Schön sehen sie nicht aus, die schwarzen Flecken an den Rändern. Selten sind sie aber nicht: Schimmel in Silikonfugen ist laut der DIY Academy in Köln eines der häufigsten Probleme in Badezimmern. Denn vor allem die Anschlussfugen in Dusche, Badewanne oder am Waschbecken sind regelmäßig Feuchtigkeit ausgesetzt.
Und genau hier kann man ansetzen, wenn man den unansehnlichen Flecken vorbeugen will: Den DIY-Experten zufolge sollte man dafür nach dem Duschen mit einem Abzieher über Fliesen und Silikonfugen gehen. Dadurch verbleibt demnach deutlich weniger Restfeuchtigkeit im Bad, der Schimmel kann sich also weniger gut auf den Fugen ausbreiten.
Wichtig außerdem: Badfenster auf - und gut lüften. Wer ein innenliegendes Bad ohne Fenster hat, sollte die Tür zum Bad nicht ganz schließen und im Zweifel auf elektrische Luftentfeuchter setzen. Wählen Sie dafür ein Gerät, das zur Raumgröße passt: Am besten berechnet man dafür das Raumvolumen des Bades (Länge mal Breite mal Höhe des Raumes) und orientiert sich dann an den entsprechenden Eignungsangaben auf den Verpackungen der Entfeuchter.

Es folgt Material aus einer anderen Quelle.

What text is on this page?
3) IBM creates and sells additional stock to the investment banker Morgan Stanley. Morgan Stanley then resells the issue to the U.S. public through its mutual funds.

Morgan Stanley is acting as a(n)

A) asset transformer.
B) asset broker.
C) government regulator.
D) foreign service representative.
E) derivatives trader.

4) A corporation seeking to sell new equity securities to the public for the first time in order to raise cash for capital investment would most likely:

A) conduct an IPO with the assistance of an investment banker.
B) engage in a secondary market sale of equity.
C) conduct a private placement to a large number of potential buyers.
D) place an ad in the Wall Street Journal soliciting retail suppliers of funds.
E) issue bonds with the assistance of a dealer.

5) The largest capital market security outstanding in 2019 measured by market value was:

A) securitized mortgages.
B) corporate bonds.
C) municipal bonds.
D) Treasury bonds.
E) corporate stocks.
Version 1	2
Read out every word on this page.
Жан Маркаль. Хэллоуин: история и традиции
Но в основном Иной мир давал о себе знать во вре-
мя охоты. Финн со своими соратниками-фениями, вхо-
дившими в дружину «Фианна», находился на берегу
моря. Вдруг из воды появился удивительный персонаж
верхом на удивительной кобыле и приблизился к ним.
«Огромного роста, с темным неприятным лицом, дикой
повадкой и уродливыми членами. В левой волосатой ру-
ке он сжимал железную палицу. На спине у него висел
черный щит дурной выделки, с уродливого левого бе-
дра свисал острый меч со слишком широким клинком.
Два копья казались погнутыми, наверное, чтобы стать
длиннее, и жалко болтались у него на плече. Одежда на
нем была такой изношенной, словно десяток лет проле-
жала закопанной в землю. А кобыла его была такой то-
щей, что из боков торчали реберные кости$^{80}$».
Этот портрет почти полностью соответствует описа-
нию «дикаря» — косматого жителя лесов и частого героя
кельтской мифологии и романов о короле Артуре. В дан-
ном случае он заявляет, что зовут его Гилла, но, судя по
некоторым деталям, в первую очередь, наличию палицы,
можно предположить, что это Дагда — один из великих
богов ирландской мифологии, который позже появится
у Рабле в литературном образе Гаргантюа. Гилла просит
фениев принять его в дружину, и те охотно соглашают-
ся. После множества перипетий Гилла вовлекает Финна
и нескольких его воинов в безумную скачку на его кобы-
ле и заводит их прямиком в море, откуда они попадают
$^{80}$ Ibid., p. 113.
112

Als Faustformel kann man der Stiftung Warentest zufolge aber auch darauf achten, dass der Wasserbehälter des Entfeuchters nach einer Laufzeit von etwa einem Tag voll ist. Ist er schon vorher voll, braucht es eventuell einen zweiten Luftentfeuchter - oder ein Gerät mit größerer Kapazität.
Ihre Fugen im Bad haben bereits schwarze Flecken? Sind die nur oberflächlich kann man versuchen, sie mit Reinigungsmitteln wegzubekommen.
Sanitärsilikon kann mit der Zeit allerdings porös werden, tief eingedrungener Schimmel lässt sich dann häufig nicht mehr dauerhaft entfernen. Bleiben die schwarzen Flecken also trotz Reinigung sichtbar oder sitzen sie bereits tiefer im Silikon, sollte die Silikonfuge besser erneuert werden.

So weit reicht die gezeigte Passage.